And with preseason games also eliminated, the Bucs won’t line up against anyone in opposing jerseys until the club’s scheduled regular-season opener at New Orleans on Sept. 13.
“We missed out on 400 or 500 live reps of plays, so just trying to make that up as best we can is going to be really huge for us,” Wirfs said, adding he’s not overly concerned about potentially being at a disadvantage entering his first season.
“I don’t really know how much different it’ll be for me coming from college. We didn’t really have preseason games. We just had camp and then started playing. They were non-conference, but still,” the 6-foot-5, 320-pound tackle said.
“This time around, I know we have some good pass rushers on the Bucs, so just getting some work in with them and doing the best I can,” Wirfs added. “If the case is that I’m going against (Saints defensive end) Cam Jordan, I’ll be excited and just give it my best.”
Tampa Bay traded up one spot in the draft to ensure an opportunity to select Wirfs, a dominant blocker in college who continued to impress at the NFL scouting combine. He had the fastest 40-yard dash time (4.85 seconds) among linemen and set a record for his position in the vertical jump (36½ inches).
Bucs coach Bruce Arians said linemen probably are the players most affected by not having a normal offseason of work.
“I think both lines of scrimmage, the offensive line and defensive line not being able to work on pad level,” Arians said. “We’re going to have 14 days in pads. That is not a lot of time to get ready to play in a ballgame against really quality opponents, but we’re going to have to get it done.”
At Iowa, Wirfs became only the second true freshman to start a game at tackle under long-time Hawkeyes coach Kirk Ferentz. Now, he’s unfazed by the prospect of stepping right in with the Bucs, who’ve missed the playoffs 12 consecutive seasons — the second-longest drought in the NFL behind Cleveland, which hasn’t earned a berth since 2002.

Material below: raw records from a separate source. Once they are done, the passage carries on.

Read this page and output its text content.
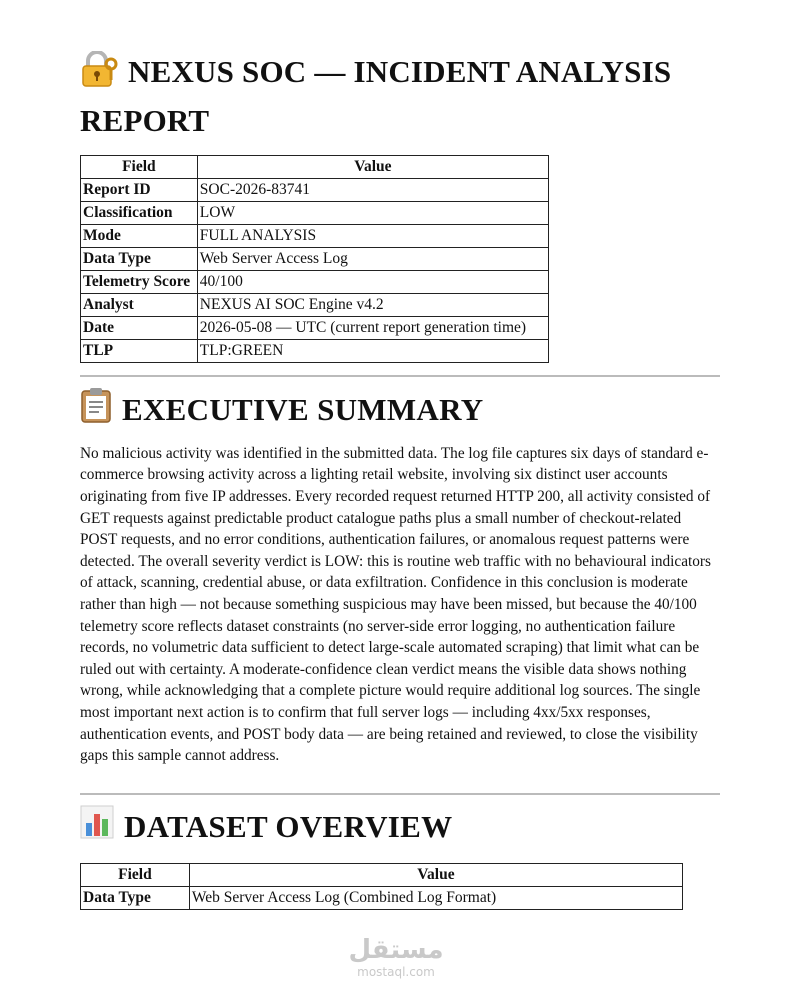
NEXUS SOC — INCIDENT ANALYSIS REPORT
Field	Value
Report ID	SOC-2026-83741
Classification	LOW
Mode	FULL ANALYSIS
Data Type	Web Server Access Log
Telemetry Score	40/100
Analyst	NEXUS AI SOC Engine v4.2
Date	2026-05-08 — UTC (current report generation time)
TLP	TLP:GREEN
EXECUTIVE SUMMARY

No malicious activity was identified in the submitted data. The log file captures six days of standard e-commerce browsing activity across a lighting retail website, involving six distinct user accounts originating from five IP addresses. Every recorded request returned HTTP 200, all activity consisted of GET requests against predictable product catalogue paths plus a small number of checkout-related POST requests, and no error conditions, authentication failures, or anomalous request patterns were detected. The overall severity verdict is LOW: this is routine web traffic with no behavioural indicators of attack, scanning, credential abuse, or data exfiltration. Confidence in this conclusion is moderate rather than high — not because something suspicious may have been missed, but because the 40/100 telemetry score reflects dataset constraints (no server-side error logging, no authentication failure records, no volumetric data sufficient to detect large-scale automated scraping) that limit what can be ruled out with certainty. A moderate-confidence clean verdict means the visible data shows nothing wrong, while acknowledging that a complete picture would require additional log sources. The single most important next action is to confirm that full server logs — including 4xx/5xx responses, authentication events, and POST body data — are being retained and reviewed, to close the visibility gaps this sample cannot address.

DATASET OVERVIEW
Field	Value
Data Type	Web Server Access Log (Combined Log Format)
مستقل
mostaql.com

“That’s kind of how my college career started. I was kind of just tossed in there. It happening this way, at this level, I’d be all right with it. I’ve just got to go out there and do my best – that’s all I can ask of myself,” Wirfs said.
“You’ve got to prepare every week and come out and execute. That’s really what it comes down to,” he added. “If that’s the case where I have to get tossed in there, then so be it. I’ll be as ready as I can be and give it my all.”